Consider a family gathering. It’s easy to dwell on petty family squabbles, the cousin who gets on your nerves or the sister-in-law who didn’t offer to help. Will that be in your foreground while someone is telling a wild story that has everyone howling? If so, you’ll miss out on the simple times that make for immediate joy and lasting memories.
“Whenever possible, we need to get the most out of every moment,” Brecher says. “It’s about being mindful.”
Another obstacle to latching on to simple pleasures is the fallacy that going “big” makes us happier. Buying a new car, taking a fancy vacation or splurging at a shop can give us a jolt. But only temporarily. That’s the nature of what’s known in psychology as “hedonic adaptation.” After a positive (or negative) event, and a temporary change in our feelings, we quickly return to a baseline level of happiness.
What happens to the initial buzz? “It fades,” Brecher says. When it comes to stuff, she says, “we start to take it for granted, see its flaws or don’t think it matters anymore.”
Eventually, the new wheels become an old car with a ding. But you know what gives you joy? The song on the radio that has you belting the lyrics with the car windows down.
We need to jump off the hedonic treadmill, Wilson says. “Big events are often very pleasurable but don’t have sustaining power. You can think of daily pleasures as a lot smaller, so you don’t value them as much, but they accrue over time.”
The value is enormous. Ipsos surveyed more than 20,000 adults in 30 countries about what does or could make them happiest. Having good physical and mental health were numbers one and two. But respondents also said that having friends is as important as having more money and that hobbies are as important as basic food and shelter.
“Pause to enjoy the moment, and pay attention to what you’re doing and the pleasure it’s bringing you.”
—Anne Wilson
Another survey by Leger asked Canadians to rate their level of happiness and what influences it. Higher scores are connected to a way of life where people are “more in the moment,” explained Dave Scholz of Leger. In the survey, 44 per cent of people aged 18 to 54 reported high happiness scores, but that jumped to 61 per cent for those 55 and up. The ability to seek and enjoy simple pleasures as we age may be part of it.
A series of studies from researchers at Dartmouth College and the University of Pennsylvania examined the experiences that people recall, plan, imagine and post on social media. Past research has shown that experiences bring greater happiness than material possessions. But which experiences?

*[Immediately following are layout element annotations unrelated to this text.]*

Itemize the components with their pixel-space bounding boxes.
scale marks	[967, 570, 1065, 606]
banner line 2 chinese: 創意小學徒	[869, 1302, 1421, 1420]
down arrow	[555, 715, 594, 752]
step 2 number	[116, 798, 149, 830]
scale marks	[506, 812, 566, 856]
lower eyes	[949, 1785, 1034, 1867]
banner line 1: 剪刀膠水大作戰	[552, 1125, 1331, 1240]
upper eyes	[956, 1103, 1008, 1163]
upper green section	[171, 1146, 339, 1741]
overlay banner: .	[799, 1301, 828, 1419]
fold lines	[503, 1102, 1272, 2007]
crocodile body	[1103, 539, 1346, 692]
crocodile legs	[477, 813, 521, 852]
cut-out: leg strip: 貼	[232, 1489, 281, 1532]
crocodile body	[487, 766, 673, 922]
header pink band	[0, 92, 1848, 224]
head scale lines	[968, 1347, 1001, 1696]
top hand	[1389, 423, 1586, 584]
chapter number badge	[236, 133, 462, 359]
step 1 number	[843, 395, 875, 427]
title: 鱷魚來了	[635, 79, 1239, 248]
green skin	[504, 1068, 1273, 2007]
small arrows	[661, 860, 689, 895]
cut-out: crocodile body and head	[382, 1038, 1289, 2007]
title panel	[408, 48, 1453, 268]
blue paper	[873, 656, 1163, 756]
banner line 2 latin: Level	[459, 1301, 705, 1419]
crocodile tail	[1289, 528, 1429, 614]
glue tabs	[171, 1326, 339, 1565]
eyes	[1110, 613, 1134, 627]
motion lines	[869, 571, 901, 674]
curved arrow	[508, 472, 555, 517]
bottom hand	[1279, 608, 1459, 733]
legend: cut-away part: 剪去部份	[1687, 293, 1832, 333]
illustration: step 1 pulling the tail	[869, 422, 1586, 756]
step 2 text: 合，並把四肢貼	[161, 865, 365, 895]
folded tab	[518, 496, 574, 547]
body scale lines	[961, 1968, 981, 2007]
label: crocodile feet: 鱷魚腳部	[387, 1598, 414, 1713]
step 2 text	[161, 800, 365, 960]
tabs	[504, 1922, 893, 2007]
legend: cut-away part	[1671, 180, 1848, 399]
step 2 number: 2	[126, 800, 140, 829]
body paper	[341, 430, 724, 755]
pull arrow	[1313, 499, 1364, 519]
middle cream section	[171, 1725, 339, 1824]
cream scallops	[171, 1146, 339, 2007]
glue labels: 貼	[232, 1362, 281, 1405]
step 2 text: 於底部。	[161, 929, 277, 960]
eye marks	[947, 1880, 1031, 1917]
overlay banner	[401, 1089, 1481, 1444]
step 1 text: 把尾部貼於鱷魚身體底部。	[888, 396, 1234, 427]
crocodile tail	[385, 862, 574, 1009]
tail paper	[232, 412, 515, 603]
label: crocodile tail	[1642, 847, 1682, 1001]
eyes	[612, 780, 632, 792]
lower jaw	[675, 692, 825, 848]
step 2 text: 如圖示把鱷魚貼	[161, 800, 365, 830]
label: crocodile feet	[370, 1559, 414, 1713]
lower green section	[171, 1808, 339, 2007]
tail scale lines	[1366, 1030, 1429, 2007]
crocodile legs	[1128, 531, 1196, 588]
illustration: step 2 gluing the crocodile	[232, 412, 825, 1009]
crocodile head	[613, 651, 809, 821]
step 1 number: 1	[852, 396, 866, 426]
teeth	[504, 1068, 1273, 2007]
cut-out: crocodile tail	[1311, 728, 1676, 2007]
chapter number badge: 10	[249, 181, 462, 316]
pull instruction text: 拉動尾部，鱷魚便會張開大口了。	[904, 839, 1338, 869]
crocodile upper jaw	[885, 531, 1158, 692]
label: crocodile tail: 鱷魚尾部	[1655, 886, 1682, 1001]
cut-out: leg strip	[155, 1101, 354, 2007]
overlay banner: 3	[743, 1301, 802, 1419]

These studies involved participants aged 18 to 79. The researchers found that younger people gain more happiness from “extraordinary experiences” — the uncommon and infrequent. However, as we get older, “the ordinary experiences that comprise daily lives” and that “are emotionally satisfying in the present” become increasingly associated with happiness.
Simple pleasures also play a functional role, Mead says. That was a conclusion of one of her studies, published in the Journal of the Association for Consumer Research.
Mead and her fellow researchers asked a group of participants to track their days for a week. Each morning, participants committed to goals they wanted to work on that day. Five times a day, the researchers reached out to ask whether participants were experiencing a simple pleasure (something brief, personal and positive), a small annoyance or neither. Each night, participants wrote down how happy their day was and what progress they had made on the day’s objectives.
On days when people experienced high numbers of simple pleasures, they were better able to meet their goals. And on days with few simple pleasures, their daily hassles loomed larger and they made less progress on their to-do list. Looking at it another way, Mead says that having tunnel vision around big goals can prevent us from experiencing simple pleasures.
So curl up with popcorn and binge a favourite show. Sing in the shower. Make someone laugh.
Mead says that her study underscores how simple pleasures, beyond being gratifying, can energize you, act as a buffer against small annoyances and daily stresses, and help you reach your aspirations.
“There’s nothing simple,” she says, “about simple pleasures.”